Public Affairs, Communications & Sustainability Directors Coca Cola Amatil Lucia Karina telah melakukan berbagai upaya dalam mendukung pemerintah menekan emisi tersebut.
“Penggunaan energi terbarukan merupakan salah satu sarana paling efektif yang telah kami terapkan dalam upaya mencegah dampak terburuk efek kenaikan suhu dan menyelamatkan bumi ini untuk generasi masa depan akibat perubahan iklim. Di samping berbagai upaya lain yang telah kami lakukan, termasuk penerapan responsible sourcing dan pemilihan bahan baku,” tutur Lucia.
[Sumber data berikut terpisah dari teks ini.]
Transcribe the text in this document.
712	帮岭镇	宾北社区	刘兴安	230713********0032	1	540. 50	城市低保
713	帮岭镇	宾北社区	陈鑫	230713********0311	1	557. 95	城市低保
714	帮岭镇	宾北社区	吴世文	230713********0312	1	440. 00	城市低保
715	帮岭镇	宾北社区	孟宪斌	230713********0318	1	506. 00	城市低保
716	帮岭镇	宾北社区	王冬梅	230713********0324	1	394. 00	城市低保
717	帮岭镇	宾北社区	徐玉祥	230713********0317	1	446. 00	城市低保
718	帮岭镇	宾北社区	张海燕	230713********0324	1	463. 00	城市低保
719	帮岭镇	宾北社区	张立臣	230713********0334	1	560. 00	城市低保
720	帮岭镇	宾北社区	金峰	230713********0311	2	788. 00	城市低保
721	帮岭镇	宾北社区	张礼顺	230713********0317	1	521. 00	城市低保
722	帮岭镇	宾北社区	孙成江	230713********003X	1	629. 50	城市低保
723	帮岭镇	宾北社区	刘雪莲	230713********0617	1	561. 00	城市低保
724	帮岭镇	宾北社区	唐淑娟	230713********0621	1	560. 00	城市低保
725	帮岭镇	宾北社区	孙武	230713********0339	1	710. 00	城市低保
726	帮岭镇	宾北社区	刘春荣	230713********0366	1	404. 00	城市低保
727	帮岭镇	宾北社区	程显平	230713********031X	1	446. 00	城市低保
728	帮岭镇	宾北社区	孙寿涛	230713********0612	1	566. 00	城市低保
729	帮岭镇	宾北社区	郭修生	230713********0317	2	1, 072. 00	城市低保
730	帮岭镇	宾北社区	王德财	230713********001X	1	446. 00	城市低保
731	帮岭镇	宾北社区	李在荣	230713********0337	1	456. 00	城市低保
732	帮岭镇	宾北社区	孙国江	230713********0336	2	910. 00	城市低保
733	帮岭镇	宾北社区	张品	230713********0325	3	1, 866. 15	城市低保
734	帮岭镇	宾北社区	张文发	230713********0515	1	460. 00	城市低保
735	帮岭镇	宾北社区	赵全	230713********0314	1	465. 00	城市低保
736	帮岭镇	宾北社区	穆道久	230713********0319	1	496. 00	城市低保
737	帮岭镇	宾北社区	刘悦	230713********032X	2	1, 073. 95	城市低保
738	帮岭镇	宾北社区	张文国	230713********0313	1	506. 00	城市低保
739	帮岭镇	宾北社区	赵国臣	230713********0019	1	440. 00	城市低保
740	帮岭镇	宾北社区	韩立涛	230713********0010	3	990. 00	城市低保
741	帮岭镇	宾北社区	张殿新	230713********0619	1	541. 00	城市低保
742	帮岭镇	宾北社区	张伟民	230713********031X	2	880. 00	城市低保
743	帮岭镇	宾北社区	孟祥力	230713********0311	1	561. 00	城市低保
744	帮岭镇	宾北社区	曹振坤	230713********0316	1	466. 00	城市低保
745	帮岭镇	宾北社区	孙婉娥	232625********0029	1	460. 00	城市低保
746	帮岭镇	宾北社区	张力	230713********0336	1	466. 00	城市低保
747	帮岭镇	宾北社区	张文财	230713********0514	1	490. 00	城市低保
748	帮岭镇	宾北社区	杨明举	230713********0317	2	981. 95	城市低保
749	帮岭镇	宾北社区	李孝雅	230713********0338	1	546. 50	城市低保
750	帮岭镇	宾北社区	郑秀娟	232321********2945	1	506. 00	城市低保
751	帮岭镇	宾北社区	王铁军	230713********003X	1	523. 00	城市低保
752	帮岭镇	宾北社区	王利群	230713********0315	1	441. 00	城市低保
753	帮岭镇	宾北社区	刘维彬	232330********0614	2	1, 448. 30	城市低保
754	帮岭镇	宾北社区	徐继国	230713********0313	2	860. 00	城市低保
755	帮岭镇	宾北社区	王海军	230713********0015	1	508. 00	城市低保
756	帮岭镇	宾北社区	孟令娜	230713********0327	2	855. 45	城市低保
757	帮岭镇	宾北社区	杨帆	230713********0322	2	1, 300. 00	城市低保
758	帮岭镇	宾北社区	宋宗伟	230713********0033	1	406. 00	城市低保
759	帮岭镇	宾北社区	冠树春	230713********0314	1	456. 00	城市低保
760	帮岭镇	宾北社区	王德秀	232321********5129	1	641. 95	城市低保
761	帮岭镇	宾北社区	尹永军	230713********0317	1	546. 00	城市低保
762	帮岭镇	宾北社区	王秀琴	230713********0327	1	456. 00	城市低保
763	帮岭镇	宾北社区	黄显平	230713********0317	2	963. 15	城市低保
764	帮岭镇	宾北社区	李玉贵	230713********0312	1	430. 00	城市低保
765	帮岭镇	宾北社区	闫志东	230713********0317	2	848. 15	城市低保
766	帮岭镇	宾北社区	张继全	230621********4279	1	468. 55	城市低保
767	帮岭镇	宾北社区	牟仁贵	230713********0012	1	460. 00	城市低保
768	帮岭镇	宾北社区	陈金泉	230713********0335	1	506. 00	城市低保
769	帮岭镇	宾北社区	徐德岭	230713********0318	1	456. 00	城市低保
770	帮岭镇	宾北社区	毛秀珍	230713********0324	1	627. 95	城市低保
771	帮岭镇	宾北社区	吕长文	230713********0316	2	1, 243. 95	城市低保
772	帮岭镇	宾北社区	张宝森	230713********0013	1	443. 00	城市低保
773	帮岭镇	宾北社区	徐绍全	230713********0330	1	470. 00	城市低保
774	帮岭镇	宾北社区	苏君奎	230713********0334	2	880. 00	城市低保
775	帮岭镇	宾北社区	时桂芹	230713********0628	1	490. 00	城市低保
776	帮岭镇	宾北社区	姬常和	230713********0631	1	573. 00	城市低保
Selain itu, Coca Cola Amatil juga berkomitmen memberikan kontribusi positif dan menciptakan nilai jangka panjang bagi lingkungan dan masyarakat sekitar. Di antaranya dengan membatasi peningkatan suhu global agar tidak melebihi 1,5 derajat celsius. Selain itu, menargetkan setidaknya 60 persen kebutuhan energi bersumber pada energi terbarukan dan rendah karbon pada 2020.
“Pada akhir 2019, sebanyak 53,3 persen energi yang digunakan dalam operasi kami merupakan energi terbarukan atau berasal dari energi rendah karbon. Kami mendiversifikasi sumber energi dengan mengadopsi teknologi energi canggih, lebih bersih, lebih efisien, dan terjangkau. Pada awal 2019, kami memulai pemasangan salah satu atap panel surya terbesar di pabrik terbesar kami di Indonesia di Cikarang Barat, dengan luas 72.000 meter persegi,” lanjut Lucia.
Lucia juga menjelaskan, penggunaan energi terbarukan di dunia industri memiliki sejumlah tantangan. Di antaranya, keterbatasan pilihan dan ketersediaan energi terbarukan, investasi yang tinggi, regulasi yang kurang menunjang, serta ketiadaan stimulus atau insentif untuk mendorong penerapan energi terbarukan.